Open to the public?
From June 17 till June 18 the CHCI Annual Meeting took place in the nice surroundings of the Academiegebouw in Utrecht under the title: “Open to the public? The expanding culture of the Humanities”.
Following questions where adressed:
– How should the Humanities adapt to the rise of new media and the democratization of culture?
– What is the role of aesthetics in a culture of entertainment events?
– How do shifting borders and migration shape cultural participation?
Rosi Braidotti in her presentation focused on the end of postmodernism and the importance of body- and biopolitics. She referred to the end of the linguistic turn and a shift to “Immaterial elements being qualified as labour.”
She also discussed three ways in which the concept of biopower has evolved:
– biocitizenship: we are responsible
– biopower as the result of an intervention
– neovitalist: biopower as a starting point for a reflection on the politics of life.
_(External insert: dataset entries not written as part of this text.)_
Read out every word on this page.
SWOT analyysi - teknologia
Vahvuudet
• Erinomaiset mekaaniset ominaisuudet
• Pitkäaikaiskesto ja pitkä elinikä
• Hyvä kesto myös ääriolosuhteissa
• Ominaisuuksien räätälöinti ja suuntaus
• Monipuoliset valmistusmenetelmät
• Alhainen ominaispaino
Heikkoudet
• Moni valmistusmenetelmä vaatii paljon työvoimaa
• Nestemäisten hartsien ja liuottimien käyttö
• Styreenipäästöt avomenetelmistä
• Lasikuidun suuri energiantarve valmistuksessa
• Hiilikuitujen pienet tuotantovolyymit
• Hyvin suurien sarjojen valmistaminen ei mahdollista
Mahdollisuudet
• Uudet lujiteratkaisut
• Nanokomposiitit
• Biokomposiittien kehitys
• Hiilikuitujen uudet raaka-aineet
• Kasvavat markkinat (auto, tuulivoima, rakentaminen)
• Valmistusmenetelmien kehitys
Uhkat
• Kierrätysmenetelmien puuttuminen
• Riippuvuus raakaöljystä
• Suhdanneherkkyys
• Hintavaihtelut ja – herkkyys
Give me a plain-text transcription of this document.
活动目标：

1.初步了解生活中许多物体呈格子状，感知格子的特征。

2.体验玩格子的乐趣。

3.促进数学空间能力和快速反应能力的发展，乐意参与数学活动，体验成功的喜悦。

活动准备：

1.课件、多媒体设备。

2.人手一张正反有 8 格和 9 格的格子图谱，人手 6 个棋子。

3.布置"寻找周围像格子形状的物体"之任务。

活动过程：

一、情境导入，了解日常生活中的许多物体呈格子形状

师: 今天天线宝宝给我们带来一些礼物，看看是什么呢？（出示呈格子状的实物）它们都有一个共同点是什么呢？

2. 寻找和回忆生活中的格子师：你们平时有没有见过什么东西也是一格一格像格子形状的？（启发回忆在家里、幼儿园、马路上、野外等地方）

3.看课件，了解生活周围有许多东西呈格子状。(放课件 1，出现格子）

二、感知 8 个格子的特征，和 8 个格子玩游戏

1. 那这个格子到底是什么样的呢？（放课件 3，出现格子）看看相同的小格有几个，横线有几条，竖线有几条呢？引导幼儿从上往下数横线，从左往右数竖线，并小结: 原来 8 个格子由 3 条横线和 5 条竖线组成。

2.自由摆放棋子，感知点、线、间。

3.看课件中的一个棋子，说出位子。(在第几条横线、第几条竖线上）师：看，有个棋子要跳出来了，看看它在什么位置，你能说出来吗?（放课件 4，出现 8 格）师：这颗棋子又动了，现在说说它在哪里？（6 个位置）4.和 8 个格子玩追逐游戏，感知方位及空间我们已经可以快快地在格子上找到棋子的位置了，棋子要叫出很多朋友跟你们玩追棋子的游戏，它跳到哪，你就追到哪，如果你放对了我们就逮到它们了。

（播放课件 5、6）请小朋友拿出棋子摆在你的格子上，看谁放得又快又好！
Ien Ang focused on the position of cultural studies in the academic world. She criticizes cultural studies for becoming a discipline in itself with an overspecialized terminology (problem of academic literacy). She made a case for cultural research that is more embedded in society but that also invests in theory.
Philomena Essed talked about race, gender and identity in everyday life. She criticizes the corporatisation of the acedemic world, its managment discourse and the pressure to publicise. She is developping a new pedagogy, one in which students start from their own identities to reflect on race and gender.
Tony Bennet is performing a research on the relation between cultural taste and social class in Great Britain. Starting from a critique of bourdieu he focuses on ‘broad’ cultural participation, multiple identities and different classes that have different cultural preferences at the same time.